Sex abuse not cited in first State inquiry
Issued by the Department of Health in March 1977, the four-page memo contained a checklist to identify physical abuse cases and what steps should be taken.
The previous April an Irish expert committee had reported to the department on non-accidental injury in the wake of British girl Maria Colwell’s killing by her stepfather.
The experts estimated that there were between 300 and 400 Irish cases of non-accidental injury of children each year, based on the figures in other countries.
Yesterday, principal in the department’s childcare legislation unit Mary McLoughlin, gave evidence to the inquiry. The unit is responsible for dealing with adult victims of past abuse in residential institutions.
Until the 1980s, she said the majority of the social work on the ground was provided by the Irish Society for the Prevention of Cruelty to Children (ISPCC) and before that the National Society for the Prevention of Cruelty to Children (NSPCC), which went back to the end of the 19th century.

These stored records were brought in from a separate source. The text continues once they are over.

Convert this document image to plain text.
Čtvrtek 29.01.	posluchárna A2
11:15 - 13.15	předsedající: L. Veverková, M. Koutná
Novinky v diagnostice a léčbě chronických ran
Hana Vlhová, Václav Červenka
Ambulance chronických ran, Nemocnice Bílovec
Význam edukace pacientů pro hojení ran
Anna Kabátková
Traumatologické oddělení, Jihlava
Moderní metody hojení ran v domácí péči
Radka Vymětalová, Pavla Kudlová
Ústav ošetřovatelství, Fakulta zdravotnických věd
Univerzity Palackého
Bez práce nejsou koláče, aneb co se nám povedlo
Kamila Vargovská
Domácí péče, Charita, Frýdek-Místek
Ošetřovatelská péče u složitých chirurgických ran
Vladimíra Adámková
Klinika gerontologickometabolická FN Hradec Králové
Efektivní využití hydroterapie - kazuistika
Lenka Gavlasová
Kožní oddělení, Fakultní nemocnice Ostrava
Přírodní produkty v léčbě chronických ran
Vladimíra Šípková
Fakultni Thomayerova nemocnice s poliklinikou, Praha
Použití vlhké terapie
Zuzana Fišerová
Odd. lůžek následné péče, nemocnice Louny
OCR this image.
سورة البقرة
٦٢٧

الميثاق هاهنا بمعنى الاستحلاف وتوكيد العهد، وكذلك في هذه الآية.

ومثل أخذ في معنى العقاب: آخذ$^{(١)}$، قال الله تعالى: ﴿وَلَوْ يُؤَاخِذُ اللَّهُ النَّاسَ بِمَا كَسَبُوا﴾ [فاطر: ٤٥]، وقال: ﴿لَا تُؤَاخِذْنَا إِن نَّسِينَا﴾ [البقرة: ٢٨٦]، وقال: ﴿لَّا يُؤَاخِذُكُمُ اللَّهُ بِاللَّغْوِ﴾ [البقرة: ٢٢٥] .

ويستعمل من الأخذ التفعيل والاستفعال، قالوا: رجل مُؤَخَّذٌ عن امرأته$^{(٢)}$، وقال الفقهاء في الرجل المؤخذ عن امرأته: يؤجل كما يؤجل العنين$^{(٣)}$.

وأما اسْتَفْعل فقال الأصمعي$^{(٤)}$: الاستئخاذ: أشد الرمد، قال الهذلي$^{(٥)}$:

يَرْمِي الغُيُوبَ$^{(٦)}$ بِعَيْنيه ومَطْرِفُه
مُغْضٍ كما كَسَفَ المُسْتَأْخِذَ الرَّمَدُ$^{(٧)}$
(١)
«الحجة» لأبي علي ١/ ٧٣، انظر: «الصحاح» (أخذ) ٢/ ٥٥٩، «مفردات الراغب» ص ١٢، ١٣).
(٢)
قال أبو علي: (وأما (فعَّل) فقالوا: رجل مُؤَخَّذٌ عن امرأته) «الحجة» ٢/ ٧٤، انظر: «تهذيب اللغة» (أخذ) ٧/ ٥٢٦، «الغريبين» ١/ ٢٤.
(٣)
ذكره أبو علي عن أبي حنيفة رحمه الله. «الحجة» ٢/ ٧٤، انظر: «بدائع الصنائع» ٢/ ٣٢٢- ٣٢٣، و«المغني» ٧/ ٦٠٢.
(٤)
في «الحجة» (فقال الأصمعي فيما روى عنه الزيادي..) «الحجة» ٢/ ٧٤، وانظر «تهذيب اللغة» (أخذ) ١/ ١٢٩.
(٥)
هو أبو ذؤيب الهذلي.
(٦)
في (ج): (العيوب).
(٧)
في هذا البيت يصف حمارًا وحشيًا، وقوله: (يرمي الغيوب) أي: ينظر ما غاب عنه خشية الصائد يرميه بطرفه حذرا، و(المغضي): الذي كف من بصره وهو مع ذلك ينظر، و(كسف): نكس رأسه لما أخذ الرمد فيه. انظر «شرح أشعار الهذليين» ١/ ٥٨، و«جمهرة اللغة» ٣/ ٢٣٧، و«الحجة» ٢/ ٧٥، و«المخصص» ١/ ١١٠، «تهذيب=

Ms McLoughlin agreed that the question of child sexual abuse emerged with the development of rape crisis centres in the early 1980s.
In parallel with this development came the knowledge that these centres were dealing with a growing number of people who had been abused as children.
Official guidelines on non-accidental injury to children, issued in 1983, made the first reference to the existence of sexual abuse.
“It wasn’t that there was a specific case or even a series of specific cases,” said the witness.
Coincidentally, the Irish Association of Social Workers held a conference in 1983 on child sexual abuse, identifying the need to carry out a study of the problem.
The Irish Council for Civil Liberties set up a working party, which included people involved in the rape crisis centres.
Young women going to the rape crisis centres had reported they had been sexually abused as children.
As a result, units for children were set up in the two Dublin children’s hospitals.